Maneesh
Maneesh

Reputation: 151

Memory consistency effects in ConcurrentMap

According to the ConcurrentMap Javadoc:

Memory consistency effects: As with other concurrent collections, actions in a thread prior to placing an object into a ConcurrentMap as a key or value happen-before actions subsequent to the access or removal of that object from the ConcurrentMap in another thread.

What is the meaning of above statement? And how does it work as the get() method in ConcurrentHashMap is not blocking (compared to BlockingQueue for example)?

Upvotes: 5

Views: 350

Answers (2)

Thijs Steel
Thijs Steel

Reputation: 1272

GhostCat already explained the meaning of happens-before. However, it might be worth noting the difference between this and "blocking".

In a blocking queue, a thread trying to poll from the queue will wait until something is available.

For something like a ConcurrentHashMap, this is not the case. A happens-before relationship simple means that everything you did before adding it to the map has still happened when the other thread accesses it. But it doesn't mean the other thread will wait for something with the given key to be available.

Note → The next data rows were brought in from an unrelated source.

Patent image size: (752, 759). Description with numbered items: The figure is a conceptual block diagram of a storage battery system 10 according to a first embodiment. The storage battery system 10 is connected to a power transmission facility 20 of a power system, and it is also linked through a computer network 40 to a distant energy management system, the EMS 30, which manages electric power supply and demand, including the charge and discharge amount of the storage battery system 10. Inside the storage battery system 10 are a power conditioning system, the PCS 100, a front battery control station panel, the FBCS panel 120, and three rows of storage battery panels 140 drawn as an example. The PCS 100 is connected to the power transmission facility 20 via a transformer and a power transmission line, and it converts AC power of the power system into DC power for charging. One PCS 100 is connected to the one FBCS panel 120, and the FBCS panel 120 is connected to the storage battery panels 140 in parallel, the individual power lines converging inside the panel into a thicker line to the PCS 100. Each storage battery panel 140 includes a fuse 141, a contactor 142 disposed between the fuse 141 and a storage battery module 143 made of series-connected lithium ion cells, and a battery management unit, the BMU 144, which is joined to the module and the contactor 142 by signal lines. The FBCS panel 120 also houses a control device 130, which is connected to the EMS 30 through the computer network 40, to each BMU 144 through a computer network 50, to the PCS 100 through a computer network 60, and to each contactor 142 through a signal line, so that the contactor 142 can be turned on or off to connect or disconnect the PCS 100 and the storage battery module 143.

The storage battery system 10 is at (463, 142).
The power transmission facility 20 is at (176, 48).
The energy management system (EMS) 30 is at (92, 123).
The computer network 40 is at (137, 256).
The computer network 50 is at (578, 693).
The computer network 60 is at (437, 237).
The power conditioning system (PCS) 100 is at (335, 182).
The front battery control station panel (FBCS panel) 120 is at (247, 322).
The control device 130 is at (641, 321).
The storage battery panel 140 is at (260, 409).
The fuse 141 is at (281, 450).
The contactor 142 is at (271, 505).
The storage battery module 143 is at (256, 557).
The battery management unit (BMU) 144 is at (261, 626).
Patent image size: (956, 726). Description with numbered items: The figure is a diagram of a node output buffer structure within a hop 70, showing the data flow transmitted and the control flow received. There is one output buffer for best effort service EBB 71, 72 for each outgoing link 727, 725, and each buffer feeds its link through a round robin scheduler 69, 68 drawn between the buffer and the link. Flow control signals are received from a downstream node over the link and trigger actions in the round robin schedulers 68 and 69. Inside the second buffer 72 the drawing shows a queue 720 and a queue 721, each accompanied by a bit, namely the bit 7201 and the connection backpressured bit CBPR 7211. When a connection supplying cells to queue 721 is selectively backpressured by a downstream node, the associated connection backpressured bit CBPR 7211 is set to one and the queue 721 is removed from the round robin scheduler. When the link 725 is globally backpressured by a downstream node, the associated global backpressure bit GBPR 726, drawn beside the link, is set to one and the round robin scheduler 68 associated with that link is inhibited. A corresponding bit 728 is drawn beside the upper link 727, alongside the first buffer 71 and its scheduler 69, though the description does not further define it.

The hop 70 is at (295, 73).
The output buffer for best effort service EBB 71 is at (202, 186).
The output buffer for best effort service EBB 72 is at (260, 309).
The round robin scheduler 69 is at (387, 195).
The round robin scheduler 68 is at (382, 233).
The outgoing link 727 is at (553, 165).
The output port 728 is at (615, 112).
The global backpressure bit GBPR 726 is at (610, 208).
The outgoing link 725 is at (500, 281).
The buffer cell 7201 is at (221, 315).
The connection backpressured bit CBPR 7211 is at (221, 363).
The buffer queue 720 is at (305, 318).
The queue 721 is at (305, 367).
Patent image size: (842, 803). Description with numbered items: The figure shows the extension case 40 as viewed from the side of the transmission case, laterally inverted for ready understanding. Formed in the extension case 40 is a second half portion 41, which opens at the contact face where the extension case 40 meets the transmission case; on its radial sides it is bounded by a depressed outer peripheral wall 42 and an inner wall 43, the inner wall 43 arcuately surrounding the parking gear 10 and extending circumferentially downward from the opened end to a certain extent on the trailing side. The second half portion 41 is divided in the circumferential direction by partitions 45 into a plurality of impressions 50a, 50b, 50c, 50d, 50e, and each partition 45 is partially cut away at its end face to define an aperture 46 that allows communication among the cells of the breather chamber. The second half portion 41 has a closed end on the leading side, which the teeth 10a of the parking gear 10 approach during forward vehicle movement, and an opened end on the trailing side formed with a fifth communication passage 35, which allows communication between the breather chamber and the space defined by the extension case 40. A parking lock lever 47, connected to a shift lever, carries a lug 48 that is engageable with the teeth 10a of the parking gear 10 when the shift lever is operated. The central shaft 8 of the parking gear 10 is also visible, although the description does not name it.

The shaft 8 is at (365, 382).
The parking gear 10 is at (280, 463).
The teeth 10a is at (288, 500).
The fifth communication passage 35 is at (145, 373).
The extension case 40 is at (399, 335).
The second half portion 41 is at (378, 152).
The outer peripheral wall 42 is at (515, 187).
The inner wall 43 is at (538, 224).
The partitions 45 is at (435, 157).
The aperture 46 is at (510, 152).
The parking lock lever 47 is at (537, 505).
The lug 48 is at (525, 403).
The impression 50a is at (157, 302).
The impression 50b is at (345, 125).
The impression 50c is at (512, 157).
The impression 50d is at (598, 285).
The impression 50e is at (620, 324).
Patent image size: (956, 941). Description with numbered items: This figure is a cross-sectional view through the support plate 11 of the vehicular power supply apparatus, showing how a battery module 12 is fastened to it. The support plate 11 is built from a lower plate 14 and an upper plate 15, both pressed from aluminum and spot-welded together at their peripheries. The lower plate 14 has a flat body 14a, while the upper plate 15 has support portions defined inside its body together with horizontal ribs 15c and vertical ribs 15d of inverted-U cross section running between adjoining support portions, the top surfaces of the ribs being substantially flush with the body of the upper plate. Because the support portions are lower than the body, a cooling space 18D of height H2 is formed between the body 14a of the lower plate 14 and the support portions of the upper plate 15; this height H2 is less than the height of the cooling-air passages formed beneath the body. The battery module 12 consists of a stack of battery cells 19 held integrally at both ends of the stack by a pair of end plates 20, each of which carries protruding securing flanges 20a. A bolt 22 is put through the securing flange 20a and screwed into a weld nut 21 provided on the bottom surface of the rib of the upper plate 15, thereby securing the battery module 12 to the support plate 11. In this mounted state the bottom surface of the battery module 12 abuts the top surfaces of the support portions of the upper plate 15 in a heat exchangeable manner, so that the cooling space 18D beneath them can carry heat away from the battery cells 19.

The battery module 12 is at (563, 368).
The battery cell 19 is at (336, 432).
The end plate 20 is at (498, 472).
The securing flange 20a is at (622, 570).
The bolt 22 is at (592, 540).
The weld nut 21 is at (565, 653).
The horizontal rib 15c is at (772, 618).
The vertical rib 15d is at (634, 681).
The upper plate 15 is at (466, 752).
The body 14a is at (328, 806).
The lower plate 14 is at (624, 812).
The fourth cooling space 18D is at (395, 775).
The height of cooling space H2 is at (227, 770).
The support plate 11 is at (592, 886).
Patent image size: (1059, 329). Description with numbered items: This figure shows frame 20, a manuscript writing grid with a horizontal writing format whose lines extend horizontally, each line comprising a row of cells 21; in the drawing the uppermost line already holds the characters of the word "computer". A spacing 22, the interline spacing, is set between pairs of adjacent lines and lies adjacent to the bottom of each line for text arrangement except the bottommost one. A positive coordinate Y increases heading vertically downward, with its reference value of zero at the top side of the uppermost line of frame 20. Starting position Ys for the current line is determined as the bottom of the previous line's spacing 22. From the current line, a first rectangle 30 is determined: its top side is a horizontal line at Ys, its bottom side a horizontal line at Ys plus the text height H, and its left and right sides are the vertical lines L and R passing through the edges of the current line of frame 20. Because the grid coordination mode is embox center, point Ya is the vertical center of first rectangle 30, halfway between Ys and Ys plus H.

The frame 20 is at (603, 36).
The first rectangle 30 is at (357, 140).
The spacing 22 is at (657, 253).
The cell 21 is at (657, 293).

To give an example where this is important, consider two classes foo and bar. In the constructor of Foo, we add it to a list in Bar. Now we put this instance of Foo in the ConcurrentHashMap and access it in another thread. It is logical that everything we did to that instance of Foo has still happened. However, Java will also make sure that the instance of Foo has still been added to the list in Bar.

Upvotes: 2

GhostCat
GhostCat

Reputation: 140417

The meaning is rather simple. Assume you have two pieces of code:

 a = new A();
 b = ...
 someConcurrentHashMap.put(b, whatever);

And then:

Whatever value = someConcurrentHashMap.get(b);
c = new C();

When b is the same object and these two pieces of code are executed by two different threads, then it is guaranteed that a = new A() happens before c = new C().

For further reading on "happens before" - see here.

For the implementation details I recommend you to study the source code - that contains tons of (non-javadoc!) comments that explain the inner workings of this class.